Questo aiuta Google (e gli utenti ipovedenti) a capire cosa mostra ogni immagine.

E se ha senso, ottimizza un’immagine in base alla tua parola chiave target. Quindi usa un nome file che includa la tua parola chiave target (ad esempio, on-page-seo-chart.png). E usa la stessa parola chiave come parte dei tag alt dell’immagine.

Un altro motivo per ottimizzare le tue immagini per il SEO: fornisce ai motori di ricerca un altro indizio di cosa tratta la tua pagina … che può aiutarla a posizionarsi più in alto.

In altre parole: quando Google vede una pagina con immagini di “widget blu” e “widget verdi”, dice loro: “questa pagina riguarda i widget”.

Classifica il tuo contenuto in frammenti in primo piano

Il posizionamento in uno snippet in primo piano può fare una differenza ENORME nel CTR.

L’unica cattura?

Secondo questo studio di settore , è necessario essere già nella prima pagina per avere una possibilità di ottenere uno snippet in primo piano.

Ciò significa che devi trovare i risultati della prima pagina che hanno uno snippet in primo piano e per i quali sei classificato.

Per trovarli, apri Ahrefs, SEMrush o qualsiasi altro software SEO che usi.

E trova le pagine del tuo sito che si posizionano sulla prima pagina di Google.

Quindi, filtrare le parole chiave che hanno già uno snippet in primo piano.

Quindi, guarda lo snippet in primo piano in Google per ciascuno di questi termini.

Infine, devi ottimizzare i tuoi contenuti per posizionarli nello snippet in primo piano.

Quindi, se vedi uno snippet in primo piano “definizione”, allora vuoi includere una breve definizione nei tuoi contenuti.

Se è un elenco di passaggi o suggerimenti, assicurati che la struttura della tua pagina sia coerente.

Ricerca vocale SEO

La ricerca vocale sta crescendo molto velocemente.

E il modo migliore per ottimizzare i tuoi contenuti per la ricerca vocale?
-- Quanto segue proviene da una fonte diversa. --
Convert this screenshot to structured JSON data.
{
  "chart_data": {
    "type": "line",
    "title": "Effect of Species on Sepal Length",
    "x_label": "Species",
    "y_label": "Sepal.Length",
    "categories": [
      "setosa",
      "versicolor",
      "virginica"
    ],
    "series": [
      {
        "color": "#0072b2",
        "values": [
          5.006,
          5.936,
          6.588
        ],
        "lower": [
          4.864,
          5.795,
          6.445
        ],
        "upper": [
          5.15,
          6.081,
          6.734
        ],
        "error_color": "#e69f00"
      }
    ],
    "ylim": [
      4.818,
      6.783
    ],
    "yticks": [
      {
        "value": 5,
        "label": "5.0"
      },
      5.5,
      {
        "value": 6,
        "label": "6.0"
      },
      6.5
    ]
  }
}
Crea pagine di domande frequenti.

Il nostro studio SEO sulla ricerca vocale ha scoperto che a Google piace estrarre i risultati della ricerca vocale dalle pagine FAQ.

Ora vorrei sentirti

Spero che tu abbia trovato utile questa nuova guida SEO on-page.

Ora vorrei sentire cosa hai da dire:

Quale consiglio dai post di oggi vuoi provare per primo?

Hai intenzione di caricare anticipatamente la tua parola chiave nel tag del titolo?

O forse vuoi classificarti nel posto dello snippet in primo piano.

Ad ogni modo, fammi sapere lasciando un commento qui sotto adesso.